Les idées que Calvin se faisait des relations de Dieu avec les hommes apparaissent au christianisme moderne comme pénétrées d’éléments de dureté et même de cruauté. Espérons que cette conception actuelle dérive d’une intelligence plus claire de l’Évangile et du message, de la vie et du caractère du Christ.

Cependant, si le système de Calvin, dans sa totalité, ne jouit plus de l’autorité qui lui était autrefois attribuée, il ne faut point déprécier et encore moins oublier les services qu’il a rendus au progrès de la pensée chrétienne. Ce système en appelait avec une grande énergie à l’intelligence chrétienne. Il s’adressait en premier lieu à la raison, et partout où il s’est répandu il a formé une race solide de penseurs penchés sur les problèmes de la foi.

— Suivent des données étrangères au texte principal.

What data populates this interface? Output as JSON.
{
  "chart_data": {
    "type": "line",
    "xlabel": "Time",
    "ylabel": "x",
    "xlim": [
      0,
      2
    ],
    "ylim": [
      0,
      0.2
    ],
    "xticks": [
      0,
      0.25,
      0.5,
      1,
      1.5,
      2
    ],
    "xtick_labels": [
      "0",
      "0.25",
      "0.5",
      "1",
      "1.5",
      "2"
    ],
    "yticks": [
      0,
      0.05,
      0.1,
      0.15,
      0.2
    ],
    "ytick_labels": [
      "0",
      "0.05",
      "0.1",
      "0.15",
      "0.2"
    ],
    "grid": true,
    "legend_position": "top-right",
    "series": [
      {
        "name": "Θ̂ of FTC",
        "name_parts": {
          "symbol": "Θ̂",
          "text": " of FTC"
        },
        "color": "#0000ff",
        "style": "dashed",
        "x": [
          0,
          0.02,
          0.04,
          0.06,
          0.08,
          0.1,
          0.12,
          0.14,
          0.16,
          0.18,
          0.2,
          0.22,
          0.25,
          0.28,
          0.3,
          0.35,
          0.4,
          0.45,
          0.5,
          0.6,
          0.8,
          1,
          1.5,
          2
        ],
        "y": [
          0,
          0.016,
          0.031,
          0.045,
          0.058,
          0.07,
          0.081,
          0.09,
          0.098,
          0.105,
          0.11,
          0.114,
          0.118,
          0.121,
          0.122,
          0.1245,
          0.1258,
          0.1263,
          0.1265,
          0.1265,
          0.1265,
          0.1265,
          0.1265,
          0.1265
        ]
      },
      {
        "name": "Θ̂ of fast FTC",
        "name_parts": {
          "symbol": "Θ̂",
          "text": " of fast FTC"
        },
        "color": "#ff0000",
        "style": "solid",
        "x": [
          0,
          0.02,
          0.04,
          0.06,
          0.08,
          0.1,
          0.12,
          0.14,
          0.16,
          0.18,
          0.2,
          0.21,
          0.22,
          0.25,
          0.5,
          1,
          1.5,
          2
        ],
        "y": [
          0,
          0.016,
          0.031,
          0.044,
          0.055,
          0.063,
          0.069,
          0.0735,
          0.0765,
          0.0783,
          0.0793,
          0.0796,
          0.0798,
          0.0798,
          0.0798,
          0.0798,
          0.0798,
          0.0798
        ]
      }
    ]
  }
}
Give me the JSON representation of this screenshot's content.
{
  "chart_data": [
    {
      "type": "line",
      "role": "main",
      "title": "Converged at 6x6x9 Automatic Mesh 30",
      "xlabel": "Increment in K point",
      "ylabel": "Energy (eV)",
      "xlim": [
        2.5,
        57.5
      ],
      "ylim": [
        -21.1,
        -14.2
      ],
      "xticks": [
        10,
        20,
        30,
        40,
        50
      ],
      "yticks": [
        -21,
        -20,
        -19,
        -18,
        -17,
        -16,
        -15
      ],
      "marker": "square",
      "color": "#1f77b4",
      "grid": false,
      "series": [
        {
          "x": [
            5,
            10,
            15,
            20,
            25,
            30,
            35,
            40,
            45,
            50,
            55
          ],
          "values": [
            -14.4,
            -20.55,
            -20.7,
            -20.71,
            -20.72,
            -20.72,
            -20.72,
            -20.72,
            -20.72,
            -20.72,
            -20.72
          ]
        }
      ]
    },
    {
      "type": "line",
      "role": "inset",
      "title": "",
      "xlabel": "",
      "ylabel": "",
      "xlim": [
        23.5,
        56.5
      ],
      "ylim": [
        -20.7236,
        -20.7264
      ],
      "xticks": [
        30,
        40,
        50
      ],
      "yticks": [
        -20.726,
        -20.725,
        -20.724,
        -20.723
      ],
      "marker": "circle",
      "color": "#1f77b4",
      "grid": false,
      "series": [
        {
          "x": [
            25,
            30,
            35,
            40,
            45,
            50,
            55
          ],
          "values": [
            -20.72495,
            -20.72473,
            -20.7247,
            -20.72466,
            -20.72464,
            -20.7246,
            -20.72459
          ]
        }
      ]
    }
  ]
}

Il a déclaré la guerre à l’ignorance des masses populaires, ainsi qu’aux conceptions superficielles, émotives ou sentimentales de la vérité chrétienne. L’insistance avec laquelle il a relevé le caractère individuel du salut a été une puissance éducatrice non moins remarquable. Une relation personnelle de chaque être humain avec Dieu, un dessein défini pour chaque vie humaine, une raison d’être pour l’individu le plus humble dans l’organisation de l’univers telle que Dieu l’a établie, voilà des idées qui, bien qu’on mette maintenant, et avec raison, l’accent sur une conception sociale plutôt qu’individuelle du christianisme, ont fourni la preuve de leur valeur dans l’histoire du christianisme. Toutefois, l’importance historique suprême du calvinisme est peut être dans la valeur qu’il attribue à la personnalité morale. Il a mis en saillie la notion du devoir de connaître et de faire la volonté de Dieu, non certes comme moyen de salut, mais comme la raison d’être fondamentale et le but de notre vie, et comme l’unique tribut digne de « l’honneur de Dieu », que nous sommes tenus de maintenir. Par là, il a fait du calviniste le représentant d’une haute moralité. A ce point de vue le système de Calvin a joué le rôle d’un tonique pour le sang et ses effets éducatifs se sont fait sentir dans les pays où il a régné, même chez ceux qui se sont largement écartés de sa pensée. L’Europe occidentale et l’Amérique du Nord ont contracté envers l’influence éducatrice de la théologie de Calvin une dette spirituelle d’une valeur inestimable.